Third Person Perspective
If a person writes in the third person singular, the speaker or writer refers to “he,” “she,” or "it;" though the gender-specific objective forms become "him" and "her." In English, the third person singular in the present tense often changes the verb form, usually by adding the letter “s” to the end of the verb, if it is a regular verb. For example, "I like movies," becomes “He likes movies.” Possessive forms such as "His blue car is not as nice as hers," are fairly simple; "its" can be difficult for some writers who mistakenly add an apostrophe like the word "it's," a conjunction for "it is."

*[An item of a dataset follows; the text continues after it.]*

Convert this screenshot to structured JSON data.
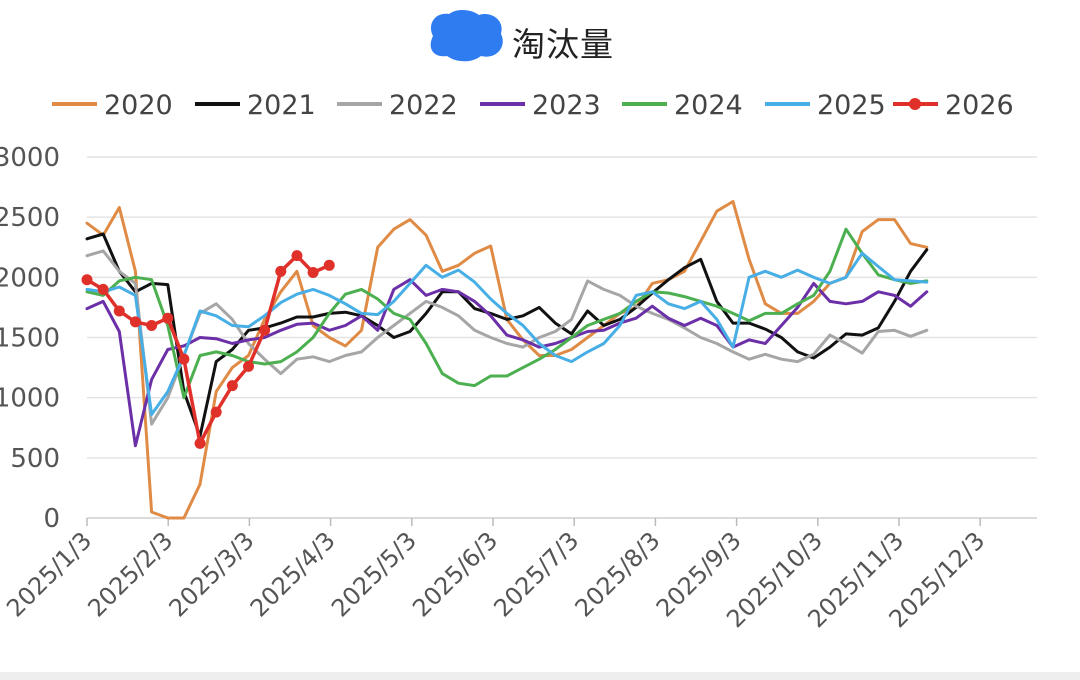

There are two major types of third person writing: limited and omniscient. The limited form means that the "narrator" of a work presents only what a main character knows. In this type of writing, the action typically follows one or more main characters and reveals only the events they see or participate in directly. Omniscient writing, however, can jump between characters and reveal more than what they see, providing the reader with information beyond the scope of the main character's actions.
Teachers typically advise students in academic courses, or engaging in other types of formal writing, to avoid the second or first person and use third person instead. Most writers consider these perspectives informal and inappropriate for scholarly audiences. They may be acceptable in academic writing if a teacher asks students to provide a personal opinion or experience that is informal in nature.
First person is fairly common in "personal" professional writing, such as someone's memoirs. Some creative works use this perspective to tell a story from the point of view of a character within it. Second person is quite rare in creative writing, though it can draw a reader into a story when used well. In other professional texts, such as corporate documents or product descriptions, writers commonly prefer third person over the other two.
It is important for a writer to use only one type within a piece of writing and not to shift perspective, which can become confusing for readers. All three might be used together in a few rare situations, such as emails or letters between friends and coworkers. It is not unusual for someone to write in first person to indicate personal opinions or needs, shift to second when addressing the recipient directly, and use third person to discuss someone else.
The major verb change in English perspective is in the third person singular. However, in many other languages, these forms may change nearly every time the grammatical person shifts. Understanding how to use each perspective and form them accurately often distinguishes a new language learner from one who has mastered it.